Selain itu dapat disimpulkan juga bahwa dapat disimpulkan bahwa nilai VO2maks atlet
yang tidak sesuai standar ternyata mendapatkan asupan protein, lemak, dan vitamin C yang
berlebih. Konsumsi energy, karbohidrat, protein, dan lemak tidak berkorelasi dengan nilai
VO2maks, sedangkan konsumsi vitamin C dan besi memiliki korelasi kuat dengan kapasitas
VO2maks. Hal ini dimungkinkan karena Vitamin C dan besi penting dalam pembentukan
hemoglobin. Vitamin C dapat mereduksi ferro menjadi ferri di saluran cerna sehingga mudah
diabsorbsi. Kemudian ferri bergabung dengan protein globin dan menjadi hemoglobin.

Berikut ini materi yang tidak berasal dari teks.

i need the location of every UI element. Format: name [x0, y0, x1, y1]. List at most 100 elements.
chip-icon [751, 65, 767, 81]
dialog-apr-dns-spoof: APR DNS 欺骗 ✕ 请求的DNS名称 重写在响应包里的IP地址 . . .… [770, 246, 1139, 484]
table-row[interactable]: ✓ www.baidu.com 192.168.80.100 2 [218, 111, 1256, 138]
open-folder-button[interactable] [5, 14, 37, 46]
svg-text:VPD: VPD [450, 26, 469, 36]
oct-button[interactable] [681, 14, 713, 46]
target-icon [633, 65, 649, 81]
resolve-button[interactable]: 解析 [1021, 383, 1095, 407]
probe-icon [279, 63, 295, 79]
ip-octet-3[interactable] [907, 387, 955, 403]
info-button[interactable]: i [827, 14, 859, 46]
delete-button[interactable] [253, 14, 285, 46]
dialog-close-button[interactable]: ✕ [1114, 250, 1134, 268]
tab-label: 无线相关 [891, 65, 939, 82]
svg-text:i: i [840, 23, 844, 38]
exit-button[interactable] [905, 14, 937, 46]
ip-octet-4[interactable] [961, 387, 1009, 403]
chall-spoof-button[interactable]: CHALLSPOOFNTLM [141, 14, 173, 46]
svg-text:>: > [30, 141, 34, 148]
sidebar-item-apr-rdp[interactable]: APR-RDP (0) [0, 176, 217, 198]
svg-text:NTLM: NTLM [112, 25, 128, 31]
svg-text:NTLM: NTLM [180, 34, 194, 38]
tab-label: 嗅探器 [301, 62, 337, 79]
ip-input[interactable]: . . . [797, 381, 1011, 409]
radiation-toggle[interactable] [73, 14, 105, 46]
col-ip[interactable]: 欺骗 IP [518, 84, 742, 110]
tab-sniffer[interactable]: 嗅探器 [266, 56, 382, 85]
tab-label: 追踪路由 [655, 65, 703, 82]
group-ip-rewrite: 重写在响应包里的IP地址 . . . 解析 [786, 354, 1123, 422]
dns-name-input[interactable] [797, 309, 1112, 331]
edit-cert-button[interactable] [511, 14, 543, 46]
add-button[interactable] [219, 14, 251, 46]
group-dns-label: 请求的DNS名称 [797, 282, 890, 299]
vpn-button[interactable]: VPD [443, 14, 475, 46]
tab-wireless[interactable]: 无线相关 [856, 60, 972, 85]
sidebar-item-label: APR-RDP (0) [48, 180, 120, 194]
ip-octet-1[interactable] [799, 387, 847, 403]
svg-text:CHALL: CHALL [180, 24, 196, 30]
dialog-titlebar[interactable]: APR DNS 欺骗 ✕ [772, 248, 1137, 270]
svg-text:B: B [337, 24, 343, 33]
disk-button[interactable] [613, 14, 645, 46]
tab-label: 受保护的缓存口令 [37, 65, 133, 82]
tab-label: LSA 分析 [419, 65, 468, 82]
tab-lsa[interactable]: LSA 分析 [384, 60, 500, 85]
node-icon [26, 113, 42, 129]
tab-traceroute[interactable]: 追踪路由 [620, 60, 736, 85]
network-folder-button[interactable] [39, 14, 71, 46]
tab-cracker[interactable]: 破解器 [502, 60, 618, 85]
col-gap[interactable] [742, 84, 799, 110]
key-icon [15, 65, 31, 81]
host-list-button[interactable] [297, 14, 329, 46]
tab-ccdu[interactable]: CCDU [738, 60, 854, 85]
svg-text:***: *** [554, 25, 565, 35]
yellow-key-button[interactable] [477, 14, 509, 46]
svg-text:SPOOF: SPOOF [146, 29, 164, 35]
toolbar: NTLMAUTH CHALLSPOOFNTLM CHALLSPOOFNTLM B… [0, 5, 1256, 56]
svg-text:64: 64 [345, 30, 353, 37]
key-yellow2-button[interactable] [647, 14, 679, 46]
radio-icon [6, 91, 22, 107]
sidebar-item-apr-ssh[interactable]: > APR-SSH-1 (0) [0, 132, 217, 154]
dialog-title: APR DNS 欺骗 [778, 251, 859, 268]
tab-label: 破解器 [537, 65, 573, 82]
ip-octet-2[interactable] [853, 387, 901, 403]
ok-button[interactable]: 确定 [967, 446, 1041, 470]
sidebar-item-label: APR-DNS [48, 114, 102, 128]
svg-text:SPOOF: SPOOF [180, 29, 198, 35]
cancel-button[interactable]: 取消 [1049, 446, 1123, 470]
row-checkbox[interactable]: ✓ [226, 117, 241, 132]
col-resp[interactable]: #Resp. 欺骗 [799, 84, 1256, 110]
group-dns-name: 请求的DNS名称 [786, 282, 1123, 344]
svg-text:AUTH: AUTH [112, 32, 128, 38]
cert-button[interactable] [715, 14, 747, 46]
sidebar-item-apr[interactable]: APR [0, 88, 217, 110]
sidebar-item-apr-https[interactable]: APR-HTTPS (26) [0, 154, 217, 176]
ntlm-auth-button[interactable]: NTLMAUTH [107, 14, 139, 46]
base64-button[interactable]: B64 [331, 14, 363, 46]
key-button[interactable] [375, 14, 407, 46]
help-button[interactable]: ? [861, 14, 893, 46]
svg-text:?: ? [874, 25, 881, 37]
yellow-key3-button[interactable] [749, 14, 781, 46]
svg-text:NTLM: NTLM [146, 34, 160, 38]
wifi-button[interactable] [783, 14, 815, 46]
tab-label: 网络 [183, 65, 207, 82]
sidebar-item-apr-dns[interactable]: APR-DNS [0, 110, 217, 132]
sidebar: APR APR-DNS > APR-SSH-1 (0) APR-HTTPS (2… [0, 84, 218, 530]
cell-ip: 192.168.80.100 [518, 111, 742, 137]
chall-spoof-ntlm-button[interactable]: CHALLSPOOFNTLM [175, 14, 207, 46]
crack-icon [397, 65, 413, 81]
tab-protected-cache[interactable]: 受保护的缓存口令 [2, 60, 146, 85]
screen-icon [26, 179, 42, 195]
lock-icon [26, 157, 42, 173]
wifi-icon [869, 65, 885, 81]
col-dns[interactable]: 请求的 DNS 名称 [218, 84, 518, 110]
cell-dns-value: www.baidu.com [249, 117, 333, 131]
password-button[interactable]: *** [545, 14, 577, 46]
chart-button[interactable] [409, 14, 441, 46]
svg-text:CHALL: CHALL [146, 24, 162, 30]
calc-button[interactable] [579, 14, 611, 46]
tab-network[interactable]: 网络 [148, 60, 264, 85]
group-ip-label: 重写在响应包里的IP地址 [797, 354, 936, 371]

Pada penelitian ini tidak ditemukan adanya korelasi antara protein, lemak, vitamin C, dan
besi dengan persen lemak tubuh, sedangkan karbohidrat memiliki nilai koefisien korelasi negatif.
Hal ini menunjukkan bahwa semakin tinggi konsumsi karbohidrat, persen lemak tubuh akan
semakin menurun. Hal ini dimungkinkan karena intensitas dan porsi latihan para atlet ternyata
melebihi dari apa yang dilaporkan pelatih. Dari hasil penelitian di atas, para atlet disarankan
untuk tidak makan daging secara berlebih dan juga menambah konsumsi karbohidrat. Demikian
juga dengan konsumsi suplemen besi dan vitamin C agar tidak berlebihan, karena dapat
membebani kerja ginjal dan bersifat toksik untuk tubuh.